6 – Keramet sarıktaysa
Gerçek mürşitler, tahta, taca, posta ve saltanata rağbet etmeyip, en aşağı mertebelerde durur ve etraftakileri Hakk bildikleri için, başlarına taç ederler. Sunullah-ı Gaybî Hazretleri, bunun aksini yapıp, gösterişe kaçanlar için:
“Taç marifet tacıdır sanma gayrı taç ola
Taklit ile tok olan hakikatte aç ola”
Demektedir. Nasrettin Hoca da aynı konuyu şu hikâyesiyle mizahî olarak anlatmıştır.
Birisi Hoca’ya okuması için bir mektup verir, ama yazı o kadar çirkin ve okunaksızdır ki, Hoca okuyamaz ve mektubu iade eder.

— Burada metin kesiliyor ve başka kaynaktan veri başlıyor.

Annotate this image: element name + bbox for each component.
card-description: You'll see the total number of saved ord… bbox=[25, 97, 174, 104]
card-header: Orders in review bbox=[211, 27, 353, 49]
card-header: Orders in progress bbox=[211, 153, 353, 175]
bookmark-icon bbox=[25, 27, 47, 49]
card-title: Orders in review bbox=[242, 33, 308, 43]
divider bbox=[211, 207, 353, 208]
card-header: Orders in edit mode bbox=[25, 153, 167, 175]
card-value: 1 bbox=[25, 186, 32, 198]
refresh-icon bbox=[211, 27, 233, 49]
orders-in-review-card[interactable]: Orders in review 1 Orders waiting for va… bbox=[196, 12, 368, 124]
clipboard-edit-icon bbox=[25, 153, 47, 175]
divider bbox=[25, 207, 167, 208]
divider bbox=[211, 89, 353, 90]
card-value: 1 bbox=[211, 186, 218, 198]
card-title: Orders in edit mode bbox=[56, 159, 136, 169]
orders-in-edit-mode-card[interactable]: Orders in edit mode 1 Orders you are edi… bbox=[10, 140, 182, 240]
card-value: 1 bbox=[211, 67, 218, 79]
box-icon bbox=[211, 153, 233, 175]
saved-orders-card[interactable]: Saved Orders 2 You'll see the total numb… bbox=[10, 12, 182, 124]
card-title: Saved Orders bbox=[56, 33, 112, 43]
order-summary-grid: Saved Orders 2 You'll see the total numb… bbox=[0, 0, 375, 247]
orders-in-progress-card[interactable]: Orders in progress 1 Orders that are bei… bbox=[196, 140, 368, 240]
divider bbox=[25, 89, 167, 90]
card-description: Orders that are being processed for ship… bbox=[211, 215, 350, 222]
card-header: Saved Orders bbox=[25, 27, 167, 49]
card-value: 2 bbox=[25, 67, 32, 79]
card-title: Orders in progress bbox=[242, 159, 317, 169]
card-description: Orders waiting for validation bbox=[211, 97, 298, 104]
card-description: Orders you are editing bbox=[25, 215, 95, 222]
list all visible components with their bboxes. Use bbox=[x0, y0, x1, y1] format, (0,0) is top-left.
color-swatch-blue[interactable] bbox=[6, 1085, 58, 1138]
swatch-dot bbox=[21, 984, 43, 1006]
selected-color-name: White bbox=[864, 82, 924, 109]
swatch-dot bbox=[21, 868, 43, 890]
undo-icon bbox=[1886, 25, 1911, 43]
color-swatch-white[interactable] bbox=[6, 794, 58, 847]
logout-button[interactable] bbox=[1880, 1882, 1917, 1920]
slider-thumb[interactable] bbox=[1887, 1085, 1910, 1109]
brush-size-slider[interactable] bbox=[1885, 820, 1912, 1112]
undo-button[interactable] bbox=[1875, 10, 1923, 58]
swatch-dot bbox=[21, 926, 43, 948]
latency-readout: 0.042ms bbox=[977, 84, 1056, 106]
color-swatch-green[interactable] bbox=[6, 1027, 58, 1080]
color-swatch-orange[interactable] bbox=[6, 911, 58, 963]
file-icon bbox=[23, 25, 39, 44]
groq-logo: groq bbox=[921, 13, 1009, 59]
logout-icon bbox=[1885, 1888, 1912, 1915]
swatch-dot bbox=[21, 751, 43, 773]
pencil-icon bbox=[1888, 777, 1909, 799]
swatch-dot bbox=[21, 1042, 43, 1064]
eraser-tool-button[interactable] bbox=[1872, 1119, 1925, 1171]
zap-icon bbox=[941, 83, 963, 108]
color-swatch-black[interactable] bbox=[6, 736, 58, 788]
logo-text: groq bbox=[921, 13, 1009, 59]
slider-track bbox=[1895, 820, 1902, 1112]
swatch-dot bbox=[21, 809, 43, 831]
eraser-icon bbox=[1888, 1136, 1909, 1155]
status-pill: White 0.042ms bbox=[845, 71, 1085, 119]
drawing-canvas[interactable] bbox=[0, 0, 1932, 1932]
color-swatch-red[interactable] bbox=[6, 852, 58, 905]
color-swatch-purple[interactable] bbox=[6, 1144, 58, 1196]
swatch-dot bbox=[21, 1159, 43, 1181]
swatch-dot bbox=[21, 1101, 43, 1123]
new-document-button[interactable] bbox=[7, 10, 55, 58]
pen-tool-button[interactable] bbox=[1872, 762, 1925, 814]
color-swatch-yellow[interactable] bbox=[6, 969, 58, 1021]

Mektup sahibi: “Başındaki koca sarıktan da mı utanmıyorsun” deyince, Hoca sarığını çıkarıp, bu sözü söyleyenin başına geçirir ve: “Keramet sarıktaysa, haydi şimdi sen oku” deyiverir. Hoca, bu fıkrasıyla, her şeyin içten olacağını anlatmak istemiştir– (19).
7 – Rüzgar çıkmaz
Nasrettin Hoca’nın bazı hikâyeleri bekaya aittir. Bunlardan birinde: Hoca halka döner ve harman zamanı herkesin tarlasından dönüm başına bir ölçek ekin vermesini, vermeyen olursa onun rüzgârını keseceğini söyler. Halk, Hoca’nın kendileriyle alay ettiğini zanneder ve sözünü ciddiye almaz. Harman zamanı gelir, çatar. Tabii kimse hocaya bu konuda söz vermemiştir. Hoca bir tepenin üzerine çıkar ve oraya bir hasır gerip, oturur. Herkes harmanı hazırlar, ama rüzgâr olmadığı için bir türlü savuramaz. Bir gün, iki gün, bir hafta beklerler, rüzgâr çıkmayınca, bu kez: Acaba Hoca’nın bir bildiği mi var, diye düşünmeye başlarlar. Hafta geçmesine rağmen hâlâ rüzgâr çıkmayınca, içlerinden biri tepeye çıkar ve Hoca’ya durumu anlatır. Hoca: “Ben size istediğimi vermezseniz rüzgârınızı keserim dememiş miydim” deyince adam; “Aman Hoca ben vereceğim sen rüzgârı bırak” der. Hoca adama: “Senin tarlan hangisi?” diye sorar. Adam gösterir. Hoca, onun tarlasının yerini öğrendikten sonra, hasırda o tarlayı görecek şekilde bir delik açar. Adam tarlasına döner ve rüzgâr başladığı için harmanını savurmaya başlar. Onu görenler de harman yapmaya kalkarlar, ama rüzgâr olmadığı için havaya attıklarının aynen düştüğünü görürler. Bunun üzerine adama gelip, sorarlar. O da durumu anlatıp: “Ben Hoca’ya istediğini vereceğime dair söz verdim, rüzgâr geldi” deyince, hepsi birden Hoca’ya gidip, istediğini vereceklerine dair söz verdiler. Hoca hasırı kaldırır ve dönüp harmanlarını yaparlar.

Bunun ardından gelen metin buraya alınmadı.